How to Use Statistics for Data Driven Marketing - dummies

How to Use Statistics for Data Driven Marketing

By David Semmelroth

Turning raw data into meaningful and useful insights for data driven marketing is what the field of statistics is all about. A statistic is essentially a measurement of something. More specifically, it’s a summary of several measurements.

Some examples: A batting average is a statistic that purports to summarize how well a player hits. Intelligence quotients summarize the scores from a test. Political poll results summarize how a group of people answered certain questions. Stock market indices summarize the performance of a group of stocks.

The field of statistics is, to some extent, the black sheep of the mathematical sciences. A popular saying lists the degrees of dishonesty as “lies, damn lies, and statistics.”

The fact is, in many cases, the conclusions reached by performing statistical analysis are just downright counterintuitive. Numerous studies show that even people who are well trained in statistics can be really bad at applying that training to real-world situations. In other words, when people try to intuitively interpret data, they are pretty bad at guessing.

The counter-intuitive nature of statistics leads inevitably to its misuse. People half-jokingly (or maybe not) claim that, given any set of data, they can make it say whatever they want it to. This is known as fudging the data. In its simplest form, fudging involves ignoring or excluding data that doesn’t support the desired conclusion.

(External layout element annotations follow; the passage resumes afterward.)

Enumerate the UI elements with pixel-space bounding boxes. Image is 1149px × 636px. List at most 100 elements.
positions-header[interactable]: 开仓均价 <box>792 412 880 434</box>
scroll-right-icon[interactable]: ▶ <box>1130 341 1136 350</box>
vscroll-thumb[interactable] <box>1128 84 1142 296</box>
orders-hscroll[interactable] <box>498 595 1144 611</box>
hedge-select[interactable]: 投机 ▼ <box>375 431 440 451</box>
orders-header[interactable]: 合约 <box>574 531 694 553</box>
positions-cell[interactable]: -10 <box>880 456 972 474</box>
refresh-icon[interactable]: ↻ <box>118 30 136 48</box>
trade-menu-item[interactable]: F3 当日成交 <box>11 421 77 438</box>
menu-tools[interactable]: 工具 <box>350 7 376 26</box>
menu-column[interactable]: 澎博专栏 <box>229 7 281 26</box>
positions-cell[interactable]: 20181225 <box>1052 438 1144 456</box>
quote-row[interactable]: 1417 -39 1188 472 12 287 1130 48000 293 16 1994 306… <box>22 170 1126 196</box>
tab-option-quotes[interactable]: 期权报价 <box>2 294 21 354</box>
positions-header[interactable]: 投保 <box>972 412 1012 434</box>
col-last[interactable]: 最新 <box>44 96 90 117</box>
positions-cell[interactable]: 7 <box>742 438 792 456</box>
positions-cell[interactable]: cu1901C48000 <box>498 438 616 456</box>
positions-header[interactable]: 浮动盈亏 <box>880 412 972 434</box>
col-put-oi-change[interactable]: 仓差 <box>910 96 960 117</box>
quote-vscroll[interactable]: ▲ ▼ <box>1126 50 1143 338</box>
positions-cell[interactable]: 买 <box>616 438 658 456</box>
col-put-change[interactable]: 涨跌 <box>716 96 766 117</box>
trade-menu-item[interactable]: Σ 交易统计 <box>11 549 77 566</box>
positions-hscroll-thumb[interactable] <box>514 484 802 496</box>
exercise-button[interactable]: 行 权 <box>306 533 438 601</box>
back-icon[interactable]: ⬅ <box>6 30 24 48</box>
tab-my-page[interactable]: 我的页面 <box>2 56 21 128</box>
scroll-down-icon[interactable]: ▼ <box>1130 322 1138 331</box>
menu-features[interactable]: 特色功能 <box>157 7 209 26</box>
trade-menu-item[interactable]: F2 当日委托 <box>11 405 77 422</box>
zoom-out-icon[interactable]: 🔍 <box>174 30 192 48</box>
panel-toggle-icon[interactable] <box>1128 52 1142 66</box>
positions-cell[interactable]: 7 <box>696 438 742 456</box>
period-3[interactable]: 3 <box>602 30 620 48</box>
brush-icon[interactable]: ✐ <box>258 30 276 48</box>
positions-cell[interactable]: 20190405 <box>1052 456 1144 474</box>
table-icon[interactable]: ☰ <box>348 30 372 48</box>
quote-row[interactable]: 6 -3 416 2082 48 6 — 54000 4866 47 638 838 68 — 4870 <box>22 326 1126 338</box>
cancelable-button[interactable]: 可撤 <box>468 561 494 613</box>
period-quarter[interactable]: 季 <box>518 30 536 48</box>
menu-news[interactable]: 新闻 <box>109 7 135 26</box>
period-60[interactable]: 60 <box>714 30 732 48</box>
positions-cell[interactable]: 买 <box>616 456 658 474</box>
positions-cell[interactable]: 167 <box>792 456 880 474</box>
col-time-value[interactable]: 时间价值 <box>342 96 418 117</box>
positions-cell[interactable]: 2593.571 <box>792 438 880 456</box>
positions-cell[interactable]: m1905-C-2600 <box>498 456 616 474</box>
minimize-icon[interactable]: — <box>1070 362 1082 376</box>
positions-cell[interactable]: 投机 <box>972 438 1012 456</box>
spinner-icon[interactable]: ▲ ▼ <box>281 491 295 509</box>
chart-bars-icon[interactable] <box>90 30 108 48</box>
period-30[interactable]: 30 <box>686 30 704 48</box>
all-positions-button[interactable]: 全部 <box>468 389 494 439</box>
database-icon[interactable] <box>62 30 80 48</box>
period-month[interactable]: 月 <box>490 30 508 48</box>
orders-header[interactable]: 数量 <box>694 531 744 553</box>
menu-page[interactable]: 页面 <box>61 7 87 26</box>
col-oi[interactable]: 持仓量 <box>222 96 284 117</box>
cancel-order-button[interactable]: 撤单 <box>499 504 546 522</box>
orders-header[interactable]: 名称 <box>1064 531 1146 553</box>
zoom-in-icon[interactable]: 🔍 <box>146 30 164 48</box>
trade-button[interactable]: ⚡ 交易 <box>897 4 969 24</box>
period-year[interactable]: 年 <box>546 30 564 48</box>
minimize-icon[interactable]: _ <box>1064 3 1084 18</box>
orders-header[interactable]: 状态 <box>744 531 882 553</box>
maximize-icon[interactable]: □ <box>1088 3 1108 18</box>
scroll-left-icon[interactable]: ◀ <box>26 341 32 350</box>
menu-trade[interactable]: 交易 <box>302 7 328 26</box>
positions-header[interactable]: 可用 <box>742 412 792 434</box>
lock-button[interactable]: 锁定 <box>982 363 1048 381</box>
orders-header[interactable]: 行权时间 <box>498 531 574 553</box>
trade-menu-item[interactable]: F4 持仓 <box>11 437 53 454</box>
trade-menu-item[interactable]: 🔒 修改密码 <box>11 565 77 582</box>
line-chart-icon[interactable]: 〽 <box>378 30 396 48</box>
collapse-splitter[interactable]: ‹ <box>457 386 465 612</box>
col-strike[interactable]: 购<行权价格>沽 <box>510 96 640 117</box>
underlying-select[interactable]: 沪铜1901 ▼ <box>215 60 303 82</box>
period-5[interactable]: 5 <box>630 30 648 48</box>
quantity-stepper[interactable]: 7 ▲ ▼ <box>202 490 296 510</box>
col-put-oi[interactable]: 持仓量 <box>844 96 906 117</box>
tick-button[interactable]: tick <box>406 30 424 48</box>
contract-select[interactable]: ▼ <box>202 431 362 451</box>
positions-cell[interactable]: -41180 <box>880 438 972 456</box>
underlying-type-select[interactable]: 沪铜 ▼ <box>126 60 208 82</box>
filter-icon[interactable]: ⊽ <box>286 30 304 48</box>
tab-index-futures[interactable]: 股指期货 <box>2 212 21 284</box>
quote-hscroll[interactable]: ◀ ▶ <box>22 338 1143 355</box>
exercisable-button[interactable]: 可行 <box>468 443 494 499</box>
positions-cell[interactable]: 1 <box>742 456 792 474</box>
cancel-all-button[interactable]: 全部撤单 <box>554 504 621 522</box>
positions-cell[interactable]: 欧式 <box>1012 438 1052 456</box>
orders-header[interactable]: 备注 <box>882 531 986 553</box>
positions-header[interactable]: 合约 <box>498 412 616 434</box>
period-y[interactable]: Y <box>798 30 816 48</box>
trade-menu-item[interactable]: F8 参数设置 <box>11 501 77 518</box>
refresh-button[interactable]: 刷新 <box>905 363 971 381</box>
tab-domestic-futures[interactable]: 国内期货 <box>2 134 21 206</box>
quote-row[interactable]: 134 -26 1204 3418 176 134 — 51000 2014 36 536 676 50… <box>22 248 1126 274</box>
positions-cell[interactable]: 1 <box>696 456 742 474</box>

People have a innate tendency to fudge data when it comes to their past experiences. Horoscopes, for example, are popular for precisely this reason. People look for and remember situations when their horoscope was right on target.

The same sort of thing happens when people report their lottery winnings. People never forget the $1,000 prize they won two years ago and will tell the story over and over again. But they leave out the fact that they’ve spent $20 a week for 5 years on buying lottery tickets, which works out to more than 5 times their winnings.

Fudged data is the enemy of good database marketing. It prevents you from learning what is and isn’t working. When you decide to analyze data regarding your marketing campaigns, you need to analyze all of it. You can’t pick and choose the results you want to see.

Despite having a somewhat spotty reputation, the science of statistics really is a science. Proper use of statistical techniques can bring some order to what at first appears to be a chaotic mass of data. Careful analysis can provide you with useful insights into your customers.

An example of the power of statistics when it’s properly used can be found in the gaming industry. Casinos are associated with gambling. But the casinos themselves are doing no such thing. They understand the statistics — the odds — associated with every game they operate. And they set the payouts.

If you’ve ever been to Vegas, you’ve seen countless advertisements about slot machine payouts. They entice you with claims that they pay out something close to 99 percent of what they take in. True enough. But that means the casino keeps 1 percent. And literally millions of silver dollars are dropped into those machines.

The business of database marketing uses statistics in a similar way. The idea is that you want to stack the odds in your favor when you choose whom to communicate with. The majority of the people who receive your offer may not respond.

But you use the power of statistical methods to guarantee that enough will respond to cover the cost of your marketing efforts and provide a healthy profit to boot.

The results of data analysis are often open to interpretation. Often the results are inconclusive. But respect whatever the data is or isn’t telling you. Don’t respond to disappointing results by asking that the data be analyzed differently.

Trying to find what you expected to see in the data will not help you learn. And it won’t improve the effectiveness of your marketing efforts. Unless you have specific concerns about the way an analysis was done, trust what your analyst is telling you.